Indiana

Indiana

On the summit

Hoosier Hill, 1,257 ft

Date Climbed: Nov 29, 2008 12:06pm

“Did you boys bring your oxygen masks this time?” our Grandma Wright asked over the phone with a giggle. She was alluding to the previous year, when she had asked us the same question atop Campbell Hill, the highest point in Ohio. Now we were on yet another Midwest high point, Indiana’s Hoosier Hill (1,257ft). That morning, we had made the fateful decision to leave Grandma’s supplemental oxygen at home in favor of a fast and light attempt at the summit, and it had paid off.

The previous year we had begun our mini-tradition of climbing a high point the day after Thanksgiving by driving sixty miles from Columbus, Ohio to Campbell Hill, the highest point in the state. This year we had decided to up the ante by driving 124 miles to Hoosier Hill, located just within the Indiana border two miles from the Ohio line. We were visiting family in Columbus for Thanksgiving and wanted a little post-turkey adventure.

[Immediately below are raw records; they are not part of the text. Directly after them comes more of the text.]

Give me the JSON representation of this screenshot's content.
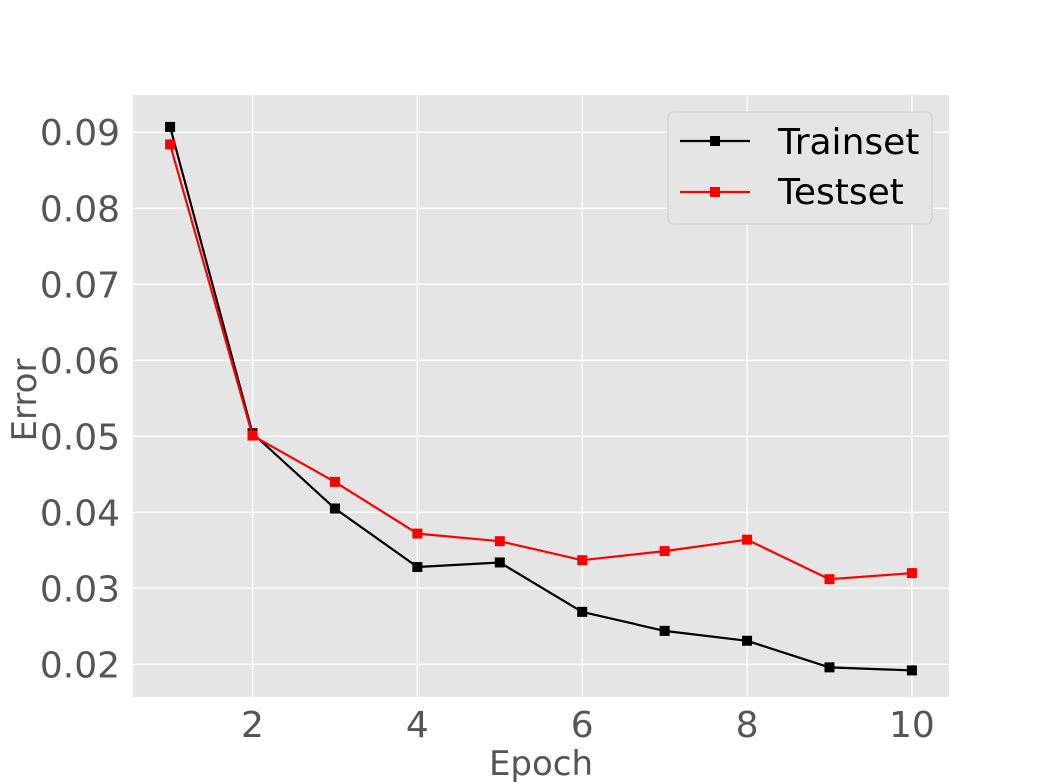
{
  "chart_data": {
    "type": "line",
    "title": "",
    "xlabel": "Epoch",
    "ylabel": "Error",
    "xlim": [
      0.55,
      10.45
    ],
    "ylim": [
      0.0157,
      0.0949
    ],
    "xticks": [
      2,
      4,
      6,
      8,
      10
    ],
    "yticks": [
      0.02,
      0.03,
      0.04,
      0.05,
      0.06,
      0.07,
      0.08,
      0.09
    ],
    "ytick_labels": [
      "0.02",
      "0.03",
      "0.04",
      "0.05",
      "0.06",
      "0.07",
      "0.08",
      "0.09"
    ],
    "grid": true,
    "legend_position": "top-right",
    "x": [
      1,
      2,
      3,
      4,
      5,
      6,
      7,
      8,
      9,
      10
    ],
    "series": [
      {
        "name": "Trainset",
        "color": "#000000",
        "marker": "square",
        "values": [
          0.0907,
          0.0504,
          0.0405,
          0.0328,
          0.0334,
          0.0269,
          0.0244,
          0.0231,
          0.0196,
          0.0192
        ]
      },
      {
        "name": "Testset",
        "color": "#ff0000",
        "marker": "square",
        "values": [
          0.0884,
          0.0501,
          0.044,
          0.0372,
          0.0362,
          0.0337,
          0.0349,
          0.0364,
          0.0312,
          0.032
        ]
      }
    ]
  }
}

Our dad was enthusiastic about yet another driving expedition, so we set out from Columbus at 8am the day after Thanksgiving and headed west. In terms of our high point list, we were currently just over the “hill,” with twenty-six high points summited so far. We were starting to realize that within the next few years we might actually finish the list. We were beginning to contract “high point fever,” and the thrill of the chase turned a four-hour trip to a remote little hill in east-central Indiana into a worthwhile outing.

Matthew and Eric on the summit

We turned off of I-70 near Richmond, Indiana and turned north. With nothing but fields of corn stubble extending to the horizon it was hard to imagine that the highest land in Indiana was lurking somewhere off in the distance. We turned on Bethel Road, then Elliott Road, and began to notice an almost imperceptible rise in the woods to our left. It was definitely a local maximum, but it was hard to believe it was also the global maximum for the entire state of Indiana.

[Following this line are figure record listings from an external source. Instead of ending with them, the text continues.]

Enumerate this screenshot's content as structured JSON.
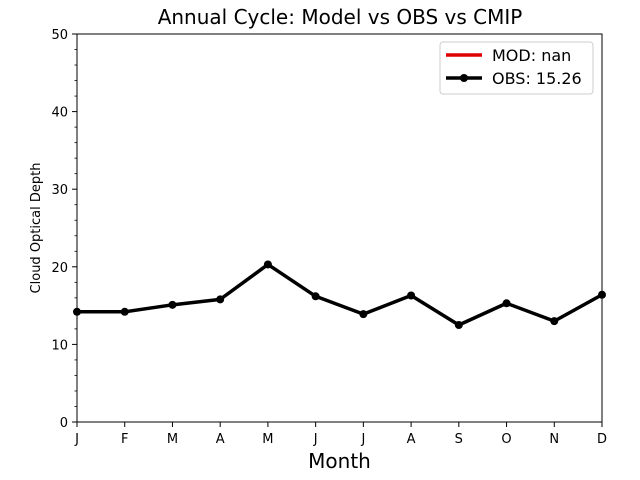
{
  "chart_data": {
    "type": "line",
    "title": "Annual Cycle: Model vs OBS vs CMIP",
    "xlabel": "Month",
    "ylabel": "Cloud Optical Depth",
    "categories": [
      "J",
      "F",
      "M",
      "A",
      "M",
      "J",
      "J",
      "A",
      "S",
      "O",
      "N",
      "D"
    ],
    "ylim": [
      0,
      50
    ],
    "yticks": [
      "0",
      "10",
      "20",
      "30",
      "40",
      "50"
    ],
    "grid": false,
    "legend_position": "top-right",
    "series": [
      {
        "name": "MOD: nan",
        "color": "#e00000",
        "marker": "none",
        "values": [
          null,
          null,
          null,
          null,
          null,
          null,
          null,
          null,
          null,
          null,
          null,
          null
        ]
      },
      {
        "name": "OBS: 15.26",
        "color": "#000000",
        "marker": "circle",
        "values": [
          14.2,
          14.2,
          15.1,
          15.8,
          20.3,
          16.2,
          13.9,
          16.3,
          12.5,
          15.3,
          13.0,
          16.4
        ]
      }
    ]
  }
}
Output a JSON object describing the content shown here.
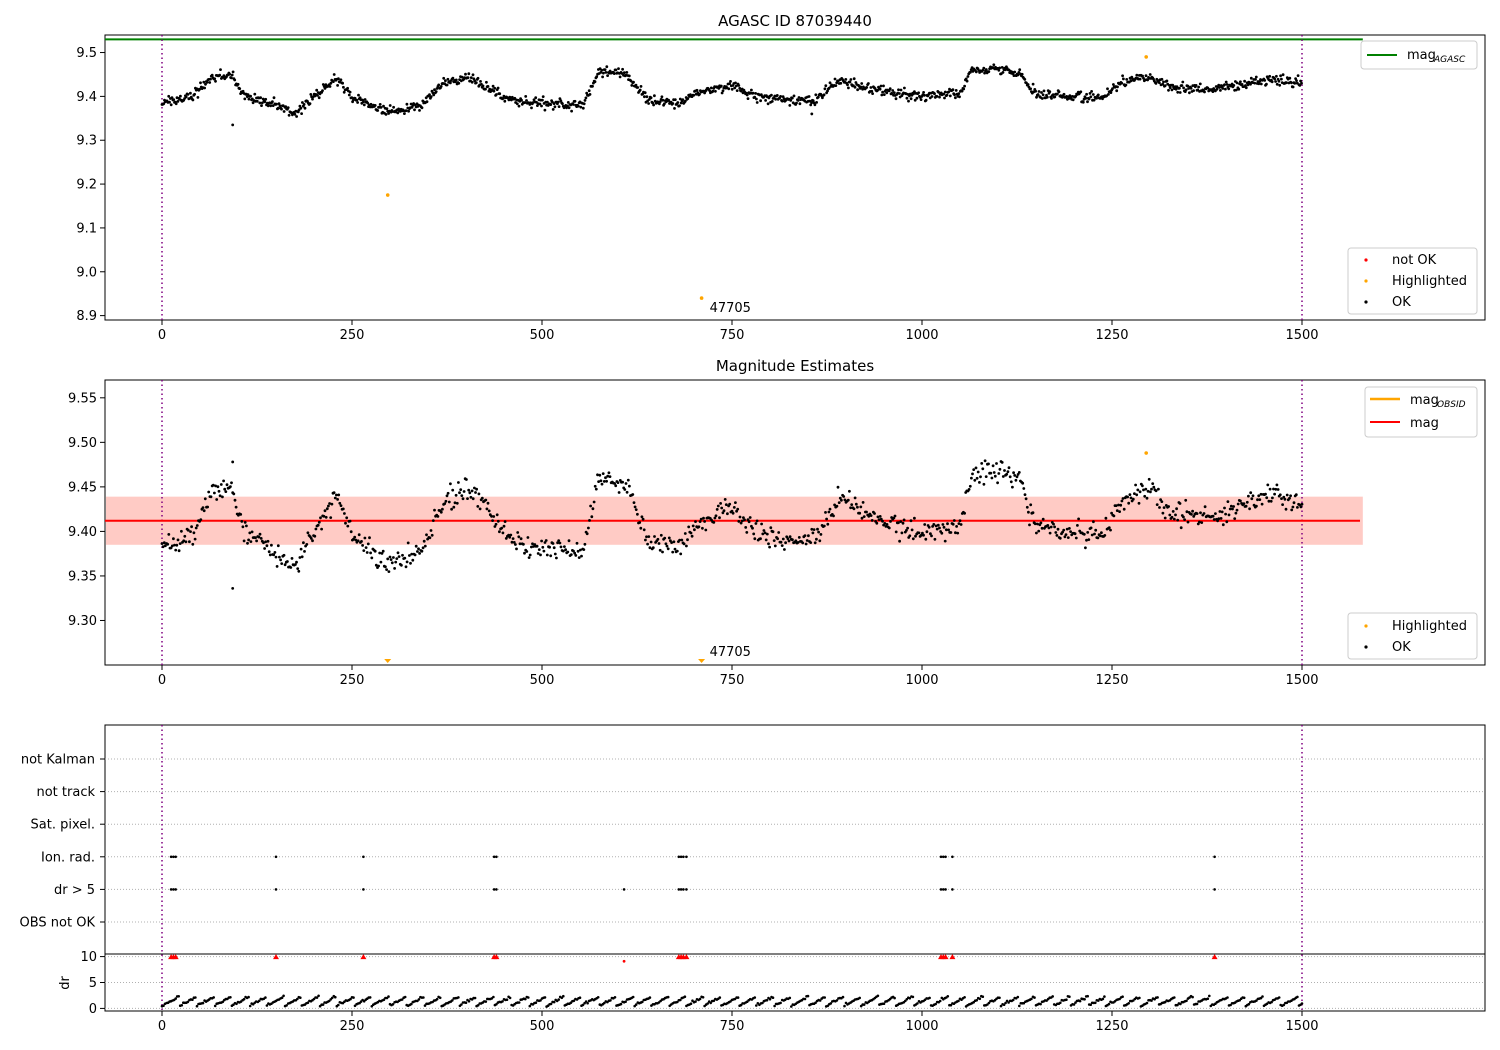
{
  "colors": {
    "ok": "#000000",
    "not_ok": "#ff0000",
    "highlighted": "#ffa500",
    "agasc_line": "#008000",
    "mag_line": "#ff0000",
    "mag_obsid_line": "#ffa500",
    "band_outer": "#ffc0cb",
    "band_inner": "#ffa07a",
    "obs_boundary": "#800080"
  },
  "chart_data": [
    {
      "type": "scatter",
      "title": "AGASC ID 87039440",
      "xlim": [
        -75,
        1740
      ],
      "ylim": [
        8.89,
        9.54
      ],
      "xticks": [
        0,
        250,
        500,
        750,
        1000,
        1250,
        1500
      ],
      "xtick_labels": [
        "0",
        "250",
        "500",
        "750",
        "1000",
        "1250",
        "1500"
      ],
      "yticks": [
        8.9,
        9.0,
        9.1,
        9.2,
        9.3,
        9.4,
        9.5
      ],
      "ytick_labels": [
        "8.9",
        "9.0",
        "9.1",
        "9.2",
        "9.3",
        "9.4",
        "9.5"
      ],
      "reference_lines": [
        {
          "name": "mag_AGASC",
          "y": 9.53,
          "x_range": [
            -75,
            1580
          ]
        }
      ],
      "obs_boundaries": [
        0,
        1500
      ],
      "series_ok_trend": [
        [
          0,
          9.385
        ],
        [
          20,
          9.39
        ],
        [
          40,
          9.4
        ],
        [
          65,
          9.44
        ],
        [
          90,
          9.45
        ],
        [
          110,
          9.4
        ],
        [
          150,
          9.38
        ],
        [
          175,
          9.36
        ],
        [
          200,
          9.4
        ],
        [
          230,
          9.44
        ],
        [
          250,
          9.4
        ],
        [
          275,
          9.38
        ],
        [
          300,
          9.365
        ],
        [
          340,
          9.38
        ],
        [
          370,
          9.43
        ],
        [
          400,
          9.445
        ],
        [
          430,
          9.42
        ],
        [
          460,
          9.39
        ],
        [
          500,
          9.385
        ],
        [
          530,
          9.38
        ],
        [
          555,
          9.38
        ],
        [
          575,
          9.46
        ],
        [
          610,
          9.45
        ],
        [
          640,
          9.39
        ],
        [
          680,
          9.385
        ],
        [
          705,
          9.41
        ],
        [
          750,
          9.425
        ],
        [
          780,
          9.4
        ],
        [
          830,
          9.39
        ],
        [
          860,
          9.395
        ],
        [
          890,
          9.435
        ],
        [
          940,
          9.415
        ],
        [
          990,
          9.4
        ],
        [
          1050,
          9.405
        ],
        [
          1065,
          9.46
        ],
        [
          1100,
          9.465
        ],
        [
          1130,
          9.45
        ],
        [
          1150,
          9.405
        ],
        [
          1200,
          9.4
        ],
        [
          1240,
          9.4
        ],
        [
          1260,
          9.43
        ],
        [
          1300,
          9.445
        ],
        [
          1330,
          9.42
        ],
        [
          1380,
          9.415
        ],
        [
          1430,
          9.43
        ],
        [
          1460,
          9.44
        ],
        [
          1500,
          9.43
        ]
      ],
      "highlighted_points": [
        [
          297,
          9.175
        ],
        [
          710,
          8.94
        ],
        [
          1295,
          9.49
        ]
      ],
      "annotations": [
        {
          "text": "47705",
          "x": 710,
          "y": 8.94
        }
      ],
      "legend": {
        "location": "lower-right",
        "entries": [
          "not OK",
          "Highlighted",
          "OK"
        ]
      },
      "line_legend": {
        "location": "upper-right",
        "entries": [
          "mag",
          "AGASC"
        ]
      }
    },
    {
      "type": "scatter",
      "title": "Magnitude Estimates",
      "xlim": [
        -75,
        1740
      ],
      "ylim": [
        9.25,
        9.57
      ],
      "xticks": [
        0,
        250,
        500,
        750,
        1000,
        1250,
        1500
      ],
      "xtick_labels": [
        "0",
        "250",
        "500",
        "750",
        "1000",
        "1250",
        "1500"
      ],
      "yticks": [
        9.3,
        9.35,
        9.4,
        9.45,
        9.5,
        9.55
      ],
      "ytick_labels": [
        "9.30",
        "9.35",
        "9.40",
        "9.45",
        "9.50",
        "9.55"
      ],
      "mag": 9.412,
      "band_outer": [
        9.385,
        9.439
      ],
      "band_inner": [
        9.385,
        9.439
      ],
      "band_x_range": [
        -75,
        1580
      ],
      "obs_boundaries": [
        0,
        1500
      ],
      "highlighted_clipped": [
        297,
        710
      ],
      "highlighted_points": [
        [
          1295,
          9.488
        ]
      ],
      "annotations": [
        {
          "text": "47705",
          "x": 710
        }
      ],
      "legend": {
        "location": "lower-right",
        "entries": [
          "Highlighted",
          "OK"
        ]
      },
      "line_legend": {
        "location": "upper-right",
        "entries": [
          "mag",
          "OBSID",
          "mag"
        ]
      }
    },
    {
      "type": "scatter",
      "title": "",
      "xlim": [
        -75,
        1740
      ],
      "xticks": [
        0,
        250,
        500,
        750,
        1000,
        1250,
        1500
      ],
      "xtick_labels": [
        "0",
        "250",
        "500",
        "750",
        "1000",
        "1250",
        "1500"
      ],
      "flag_rows": [
        "not Kalman",
        "not track",
        "Sat. pixel.",
        "Ion. rad.",
        "dr > 5",
        "OBS not OK"
      ],
      "flag_points": {
        "Ion. rad.": [
          12,
          15,
          18,
          150,
          265,
          437,
          440,
          680,
          683,
          686,
          690,
          1025,
          1028,
          1031,
          1040,
          1385
        ],
        "dr > 5": [
          12,
          15,
          18,
          150,
          265,
          437,
          440,
          608,
          680,
          683,
          686,
          690,
          1025,
          1028,
          1031,
          1040,
          1385
        ]
      },
      "dr": {
        "ylabel": "dr",
        "ylim": [
          -0.5,
          10.5
        ],
        "yticks": [
          0,
          5,
          10
        ],
        "ytick_labels": [
          "0",
          "5",
          "10"
        ],
        "clipped_high": [
          12,
          15,
          18,
          150,
          265,
          437,
          440,
          680,
          683,
          686,
          690,
          1025,
          1028,
          1031,
          1040,
          1385
        ],
        "outlier": [
          [
            608,
            9.1
          ]
        ]
      }
    }
  ]
}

A short walk along a gravel road brought us into a clearing and lo and behold we found ourselves on the roof of Indiana. An all-star Eagle Scout had built a very nice wooden sign, brick-encased mailbox summit register, and awesome picnic table on the summit. We thank him for his valiant efforts.

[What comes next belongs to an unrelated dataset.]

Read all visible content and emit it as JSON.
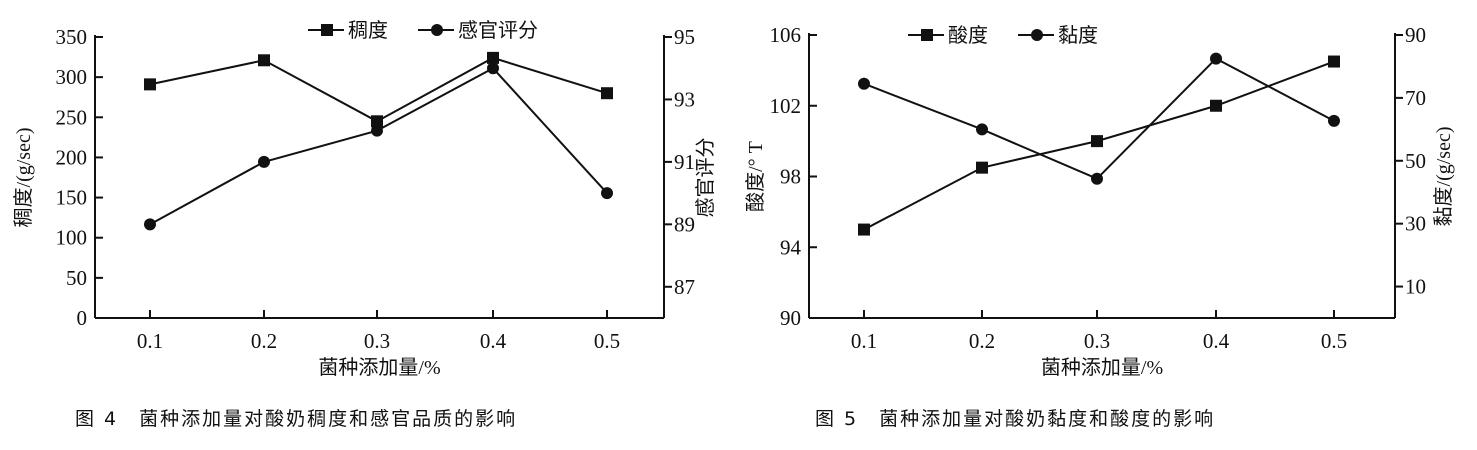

We found a few green, bumpy, grapefruit-sized spherical fruits (later I discovered that they’re Osage Oranges) and Eric decided that he needed to juggle them. On the summit, that is. On one foot, of course. Five of them, to be precise. And the one foot needed to be balanced on a two-foot wooden post. Our dad snapped two photos: one of Eric juggling four Osage Oranges, and one photo of the two of us with both of our arms raised. We gathered a small rock from the top and in so doing we marked the beginning of our high point ritual list. From Hoosier Hill onwards we strived to repeat those three summit rituals on every state high point, as long as juggling materials were available and there weren’t any steep drops nearby.

Eric juggling 4 osage oranges on the summit pedestal

We were delighted to see that there was a summit register, which seemed like it was more of a west-coast concept and isn’t commonly seen east of the Mississippi. We left our mark in the little journal and flipped through the other pages. We were shocked to see that our friend Darren had signed in a week earlier! Had had been passing through I-70 on had decided to check off another state high point on his list. We had climbed Montana’s Granite Peak and Wyoming’s Gannett Peak with Darren earlier that summer and he had caught the high point bug.

We ate some Thanksgiving leftovers at the picnic table and admired the view from the highest point in Indiana.